Interspeech 2018 Low Resource Automatic Speech Recognition Challenge for Indian Languages

  • Brij Mohan Lal Srivastava ,
  • ,
  • ,
  • Rupesh Kumar Mehta ,
  • Krishna Doss Mohan ,
  • Pallavi Matani ,
  • Sandeepkumar Satpal ,
  • Kalika Bali ,
  • Radhakrishnan Srikanth ,
  • Niranjan Nayak

SLTU |

India has more than 1500 languages, with 30 of them spoken by more than one million native speakers. Most of them are low-resource and could greatly benefit from speech and language technologies. Building speech recognition support for these low-resource languages requires innovation in handling constraints on data size, while also exploiting the unique properties and similarities among Indian languages.
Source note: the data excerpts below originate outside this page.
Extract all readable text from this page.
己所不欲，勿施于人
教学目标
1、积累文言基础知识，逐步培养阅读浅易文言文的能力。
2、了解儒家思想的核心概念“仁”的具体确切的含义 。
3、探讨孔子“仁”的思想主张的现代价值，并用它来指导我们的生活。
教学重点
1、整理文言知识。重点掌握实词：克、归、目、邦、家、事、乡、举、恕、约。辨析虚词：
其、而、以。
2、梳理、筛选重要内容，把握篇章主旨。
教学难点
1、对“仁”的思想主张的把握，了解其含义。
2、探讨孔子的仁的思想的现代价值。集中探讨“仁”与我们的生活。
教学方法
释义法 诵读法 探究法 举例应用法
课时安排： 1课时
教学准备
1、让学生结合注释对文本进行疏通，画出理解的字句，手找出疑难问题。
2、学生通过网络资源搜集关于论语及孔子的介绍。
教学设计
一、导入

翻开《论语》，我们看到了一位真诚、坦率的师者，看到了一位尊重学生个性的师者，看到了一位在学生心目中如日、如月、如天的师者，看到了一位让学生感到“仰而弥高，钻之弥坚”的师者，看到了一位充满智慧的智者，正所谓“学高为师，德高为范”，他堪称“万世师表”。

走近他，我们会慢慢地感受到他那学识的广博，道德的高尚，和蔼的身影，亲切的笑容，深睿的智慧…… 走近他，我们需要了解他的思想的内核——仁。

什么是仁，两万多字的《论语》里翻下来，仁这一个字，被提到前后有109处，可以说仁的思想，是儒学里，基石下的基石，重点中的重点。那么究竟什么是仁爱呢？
With this goal, we organized a low-resource Automatic Speech Recognition challenge for Indian languages as part of Interspeech 2018. We released 50 hours of speech data with transcriptions for Tamil, Telugu and Gujarati, amounting to a total of 150 hours. Participants were required to only use the data we released for the challenge to preserve the low-resource setting, however, they were not restricted to work on any particular aspect of the speech recognizer. We received 109 submissions from 18 research groups and evaluated the systems in terms of Word Error Rate on a blind test set. In this paper we summarize the data, approaches and results of the challenge.